I raised my eyebrows up and down a couple of times.
He smiled and it was his old smile, his old self for a moment. He looked around the diner, gave one of the nurses a sheepish grin, then looked back at us.
“Gather round, children.” He rubbed crumbs off his hands and leaned back in his chair. “A long time ago, in a galaxy far, far away…”
21
The Grief Release retreat for Level Fives was held in a nine-bedroom Tudor on a bluff overlooking Nantucket Sound. The first day, all Level Fives were encouraged to join in a group “purging” session in which they’d try to shed their layers of negative aura (or “malapsia blood poisoning,” as Grief Release termed it) by talking in depth about themselves and what had led them there.
In the session, Jay, using the David Fischer alias, immediately identified the first “purger” as a fraud. Lila Cahn was in her early thirties and pretty, with the sinewy body of an aerobics junkie.
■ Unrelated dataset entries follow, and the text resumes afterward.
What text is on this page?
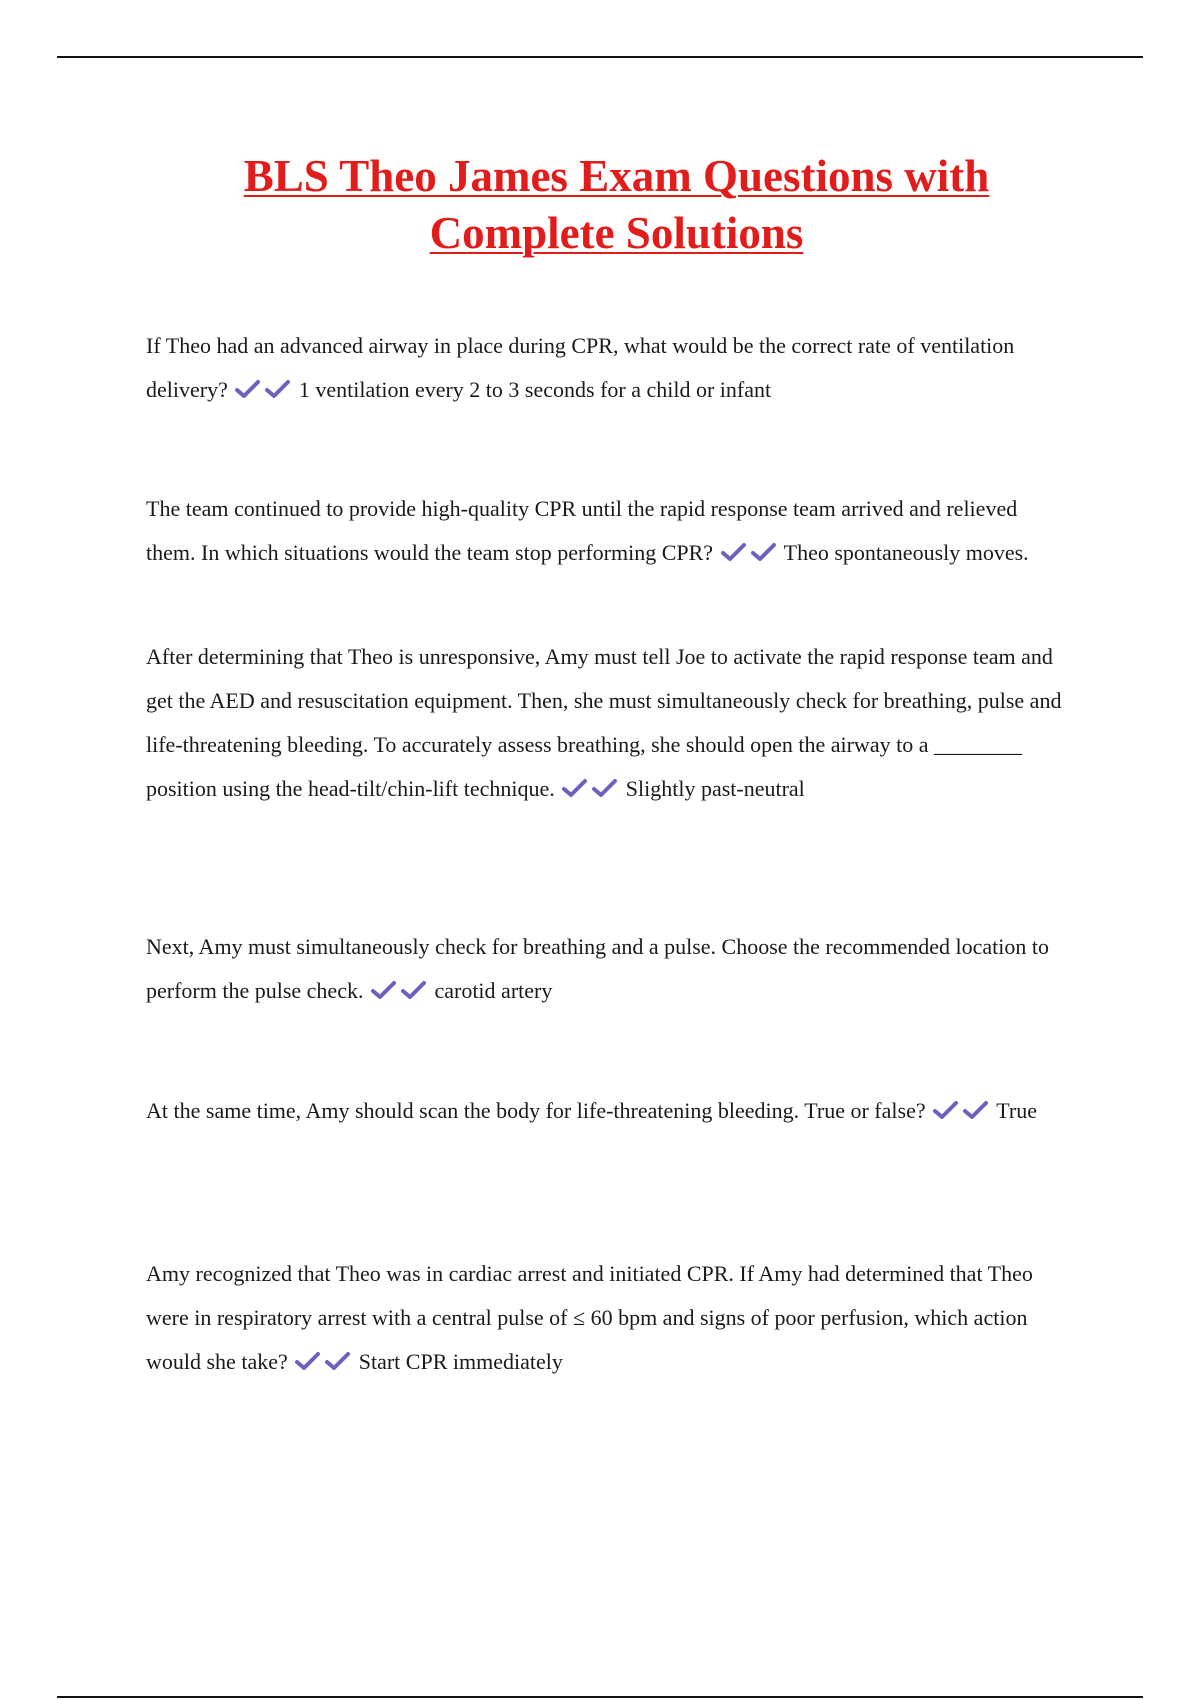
BLS Theo James Exam Questions with
Complete Solutions
If Theo had an advanced airway in place during CPR, what would be the correct rate of ventilation delivery?	1 ventilation every 2 to 3 seconds for a child or infant
The team continued to provide high-quality CPR until the rapid response team arrived and relieved them. In which situations would the team stop performing CPR?	Theo spontaneously moves.
After determining that Theo is unresponsive, Amy must tell Joe to activate the rapid response team and get the AED and resuscitation equipment. Then, she must simultaneously check for breathing, pulse and life-threatening bleeding. To accurately assess breathing, she should open the airway to a ________ position using the head-tilt/chin-lift technique.	Slightly past-neutral
Next, Amy must simultaneously check for breathing and a pulse. Choose the recommended location to perform the pulse check.	carotid artery
At the same time, Amy should scan the body for life-threatening bleeding. True or false?	True
Amy recognized that Theo was in cardiac arrest and initiated CPR. If Amy had determined that Theo were in respiratory arrest with a central pulse of ≤ 60 bpm and signs of poor perfusion, which action would she take?	Start CPR immediately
She claimed to have been the girlfriend of a small-time drug runner in a Mexican town called Catize, just south of Guadalajara. Her boyfriend had ripped off the local consortium of drug lords, who had taken their revenge by kidnapping Lila and her boyfriend off the street in broad daylight. They were dragged by a gang of five men to the basement of a bodega, where her boyfriend was shot once in the back of the head. The five men then raped Lila for six hours, an experience she described in vivid detail to the group. She was allowed to live to serve as a warning to any other gringas who might think of coming to Catize and getting mixed up with the wrong element.